Wife-beating former MSP Bill Walker is this morning waking up to his first day of a 12-month prison sentence. His three ex-wives and a former stepdaughter who suffered dreadfully from his violence can now feel some satisfaction that justice has been done, though it can in no way compensate them for the trauma they endured.
Any satisfaction they do feel, however, may well be tempered by the fact that his sentence for an appalling catalogue of domineering abuse spanning nearly three decades seems unduly lenient. This was domestic violence of the worst sort – his second wife, who left him 27 years ago, is even now frightened about what may happen when he gets out of prison.
If ever there was a case for a tougher, exemplary, sentence which might help rid Scotland of this all too often hidden scourge, this was it. Men who think that they have a right to assault their wives and children, as it seems Mr Walker did, need to be sent a powerful message that such crimes carry a high penalty. Fem-ale victims also need to learn that police and prosecutors will be on their side if they take the difficult step of reporting abuse.

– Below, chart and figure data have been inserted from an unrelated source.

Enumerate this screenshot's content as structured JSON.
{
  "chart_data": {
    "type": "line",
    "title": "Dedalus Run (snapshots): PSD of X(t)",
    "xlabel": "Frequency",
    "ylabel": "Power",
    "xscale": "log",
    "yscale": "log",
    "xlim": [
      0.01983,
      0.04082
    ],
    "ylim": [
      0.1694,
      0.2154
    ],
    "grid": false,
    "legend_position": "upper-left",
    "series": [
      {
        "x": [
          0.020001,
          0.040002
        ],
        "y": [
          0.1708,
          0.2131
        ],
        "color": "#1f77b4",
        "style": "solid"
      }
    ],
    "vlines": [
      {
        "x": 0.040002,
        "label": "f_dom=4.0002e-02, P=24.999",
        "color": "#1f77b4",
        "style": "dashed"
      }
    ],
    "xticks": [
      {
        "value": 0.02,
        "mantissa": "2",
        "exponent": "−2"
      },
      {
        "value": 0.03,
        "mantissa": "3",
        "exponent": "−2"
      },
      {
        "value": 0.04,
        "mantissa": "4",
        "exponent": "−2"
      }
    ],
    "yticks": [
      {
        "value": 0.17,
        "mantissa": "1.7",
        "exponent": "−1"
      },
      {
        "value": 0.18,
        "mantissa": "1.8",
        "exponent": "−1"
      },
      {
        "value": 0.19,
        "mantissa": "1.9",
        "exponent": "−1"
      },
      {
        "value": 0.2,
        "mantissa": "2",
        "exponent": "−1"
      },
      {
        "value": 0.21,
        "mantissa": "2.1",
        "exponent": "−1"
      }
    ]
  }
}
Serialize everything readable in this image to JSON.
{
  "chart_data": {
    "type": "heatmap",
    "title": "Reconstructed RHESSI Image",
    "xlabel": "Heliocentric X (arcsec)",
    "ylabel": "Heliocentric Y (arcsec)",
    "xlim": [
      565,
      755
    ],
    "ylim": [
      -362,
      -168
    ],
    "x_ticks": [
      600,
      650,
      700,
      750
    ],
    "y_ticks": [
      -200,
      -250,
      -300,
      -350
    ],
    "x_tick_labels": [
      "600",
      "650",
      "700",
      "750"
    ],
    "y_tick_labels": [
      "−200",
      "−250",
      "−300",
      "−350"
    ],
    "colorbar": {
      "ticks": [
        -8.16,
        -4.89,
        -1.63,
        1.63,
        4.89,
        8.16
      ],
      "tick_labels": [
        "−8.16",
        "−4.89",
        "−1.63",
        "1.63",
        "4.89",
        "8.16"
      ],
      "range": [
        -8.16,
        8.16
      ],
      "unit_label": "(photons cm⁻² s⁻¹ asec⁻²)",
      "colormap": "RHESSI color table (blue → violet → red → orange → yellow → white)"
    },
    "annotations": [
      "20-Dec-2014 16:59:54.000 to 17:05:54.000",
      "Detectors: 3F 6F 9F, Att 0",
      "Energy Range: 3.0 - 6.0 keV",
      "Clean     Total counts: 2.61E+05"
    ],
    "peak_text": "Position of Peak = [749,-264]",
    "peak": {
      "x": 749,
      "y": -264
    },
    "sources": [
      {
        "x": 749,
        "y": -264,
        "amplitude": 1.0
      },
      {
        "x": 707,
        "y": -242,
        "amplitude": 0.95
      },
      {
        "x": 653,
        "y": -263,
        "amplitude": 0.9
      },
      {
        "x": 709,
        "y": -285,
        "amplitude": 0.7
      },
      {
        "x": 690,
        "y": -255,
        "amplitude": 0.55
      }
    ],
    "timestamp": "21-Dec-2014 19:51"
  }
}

No criticism of the sentence can be attached to the sheriff, Kathrin Mackie. Her powers were limited by the fact that Mr Walker was tried on summary procedure without a jury. The law says that under this procedure, one year was the maximum term at her disposal and she had no powers to remit the case to a higher court where longer sentences are available.
That she did impose the maximum available term and allowed no mitigating factors, such as Mr Walker’s age of 71, hints that she might well have imposed a longer sentence if one had been available. She certainly saw no sign of redemption by Mr Walker, describing him as being in extreme denial, utterly remorseless and unapologetic, and even believing he had been right to use physical force. Much of this should have been obvious from the police report to the procurator-fiscal. And the fact that Mr Walker’s viciousness was sustained over the 22 assaults with which he was charged, spanning 28 years, including the use of a saucepan with which he inflicted injuries, should surely have suggested that the case should have been tried under solemn procedure in front of a jury.
Had he been found guilty under those circumstances, then the maximum term available to sheriff Mackie would have been five years. Courts can always sentence under maximum limits, but they cannot sentence above them.
But possibly more worrying is the fact that this case was referred to a special domestic abuse court and that it had these limited sentencing powers. What signal does it send to the perpetrators and victims that this is the category into which the justice system routinely places domestic abuse, even domestic abuse of the extreme kind such as in this case.
Yes and No, minister
Yes, minister, the public know they should be using their cars less and doing more walking, cycling, or taking the bus and the train. They know it is good for their health, good for the planet and might even save them a bit of money in these hard-pressed times. You have told them that often enough. I am sure just how you are getting on with that yourself has no bearing, minister.
So what if you are actually taking more car journeys, not less. So what if it is rather a lot more – up from 8,200 in 2010-11 to nearly 10,400 in 2012-13, which is actually a quarter more. Of course the public can still have faith that you are “continually looking for ways to minimise the use of cars for official journeys”. Only the greatest cynic could possibly speculate that George Orwell was doing your PR.
It is true that not only are you making a larger environmental impact but that it is also costing more. Yes of course, costing the taxpayer more. Up from £975,000 to £1.2 million over the last two years.
I am sure the public don’t mind at all that this is happening as the government harps on all the time about helping the environment, reducing carbon and looking at sustainable development and renewable energy. Of course some people struggle to see the universal benefits from wind farms and why the subsidies are just a necessary means of encouraging societal change, but is that not what leadership is about?
No, minister, I am sure no-one thinks there is the merest whiff of hypocrisy over car use, and the expression “environmentalism like charity begins at home” has never been muttered.
This is a courageous course of action, minister.